This repository contains the starting kit for the TempoWiC Shared Task for EvoNLP: The First Workshop on Ever Evolving NLP, co-located with EMNLP 2022.
For more details about the task, please visit: https://sites.google.com/view/evonlp/shared-task
The TempoWiC dataset is described in the following paper, accepted to COLING 2022: https://aclanthology.org/2022.coling-1.296/
Below you may find some details about the contents of this repository.
Code for fine-tuning and similarity baselines will be added soon.
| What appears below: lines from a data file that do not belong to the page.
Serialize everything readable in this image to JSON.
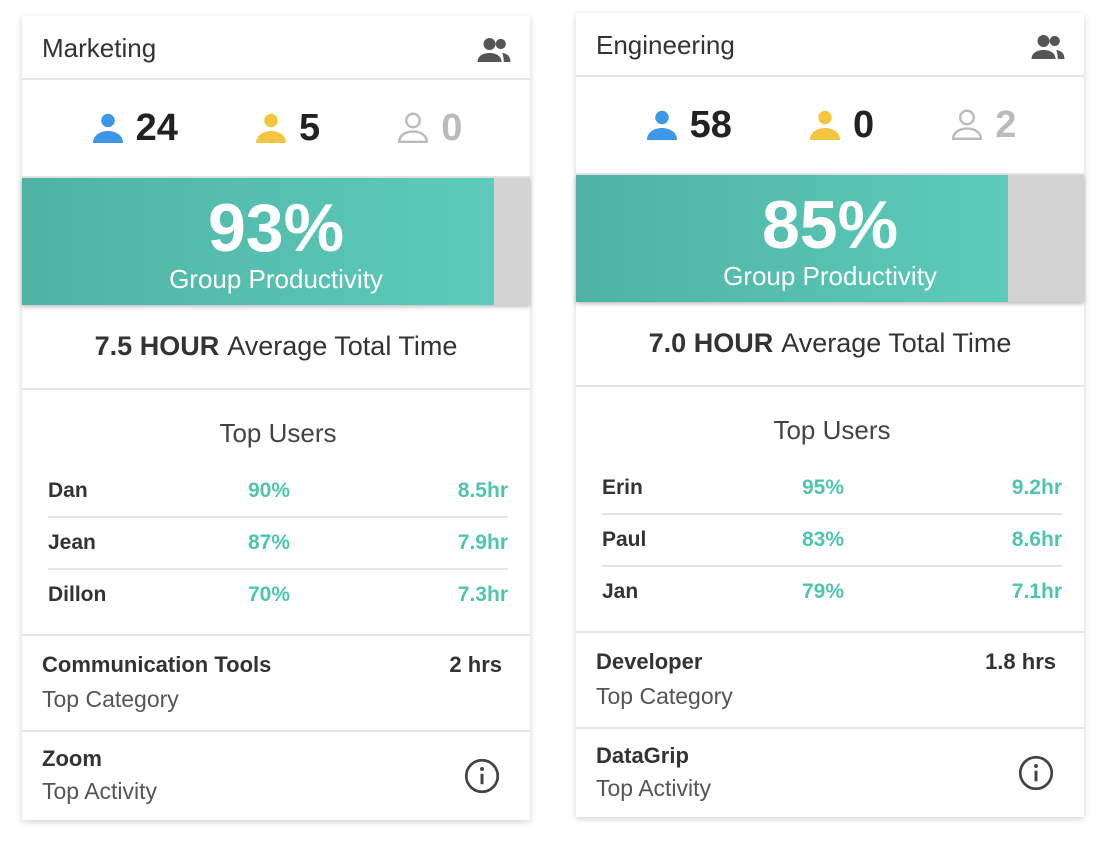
{
  "cards": [
    {
      "title": "Marketing",
      "counts": [
        24,
        5,
        0
      ],
      "productivity": {
        "value": 93,
        "label": "93%"
      },
      "productivity_label": "Group Productivity",
      "avg_time": "7.5 HOUR",
      "avg_label": "Average Total Time",
      "top_users_title": "Top Users",
      "top_users": [
        [
          "Dan",
          "90%",
          "8.5hr"
        ],
        [
          "Jean",
          "87%",
          "7.9hr"
        ],
        [
          "Dillon",
          "70%",
          "7.3hr"
        ]
      ],
      "category": "Communication Tools",
      "category_time": "2 hrs",
      "category_label": "Top Category",
      "activity": "Zoom",
      "activity_label": "Top Activity"
    },
    {
      "title": "Engineering",
      "counts": [
        58,
        0,
        2
      ],
      "productivity": {
        "value": 85,
        "label": "85%"
      },
      "productivity_label": "Group Productivity",
      "avg_time": "7.0 HOUR",
      "avg_label": "Average Total Time",
      "top_users_title": "Top Users",
      "top_users": [
        [
          "Erin",
          "95%",
          "9.2hr"
        ],
        [
          "Paul",
          "83%",
          "8.6hr"
        ],
        [
          "Jan",
          "79%",
          "7.1hr"
        ]
      ],
      "category": "Developer",
      "category_time": "1.8 hrs",
      "category_label": "Top Category",
      "activity": "DataGrip",
      "activity_label": "Top Activity"
    }
  ]
}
Contains instances with pairs of tweets and respective dates. It's organized as jsonlines (one instance per line), using the following structure for each instance:
{
"id": str, # instance id
"word": str, # target word (lemmatized)
"tweet1": {
"text": str, # raw text
"tokens": list, # tokenized text
"token_idx": int, # token index for the target word in the tokenized text
"text_start": int, # character index for the first position of target word in the raw text
"text_end": int, # character index for the last position of target word in the raw text
"date": str # tweet1's date in YYYY-MM format
},
"tweet2": {
"text": str, # raw text
"tokens": list, # tokenized text
"token_idx": int, # token index for the target word
"text_start": int, # character index for the first position of target word
"text_end": int, # character index for the last position of target word
"date": str # tweet2's date in YYYY-MM format
}
}
Tweets have been tokenized using NLTK's TweetTokenizer and both the raw and tokenized versions of the tweets are provided.
This starting kit includes the following sets:
- Trial (20 instances, for practicing submissions on Codalab)
- Training (1,428 instances)
- Validation (396 instances)
- Test (10,000 instances, includes dummy instances to discourage cheating)
UPDATE 2023/03/17: Gold test labels are now available (data/test.gold.tsv - without entries for dummy instances).
Contains gold labels for each instance. One id/label per line, following the format "<instance id><tab><0 if False, 1 if True>
".
Labels for test instances will remain hidden.
Outputs instance data stored as .jl in a more readable format. For easier inspection.
python pprint.py data/trial.data.jl
A script showing how to load the dataset and generate a predictions file compatible with the scorer.
python baselines/random_baseline.py data/trial.data.jl predictions/trial.random-preds.tsv
A simple python script to generate official scores for the task. Reports Accuracy and Macro-F1. To be used as follows:
python score.py predictions/trial.random-preds.tsv data/trial.gold.tsv
Predictions need to be stored in a .tsv file where each line corresponds to the tweet id of the instance and 1 (if the meaning of the target word has not changed) or 0 (if the meaning of the target word is different in both tweets). See "predictions/trial.random-preds.tsv" for an example.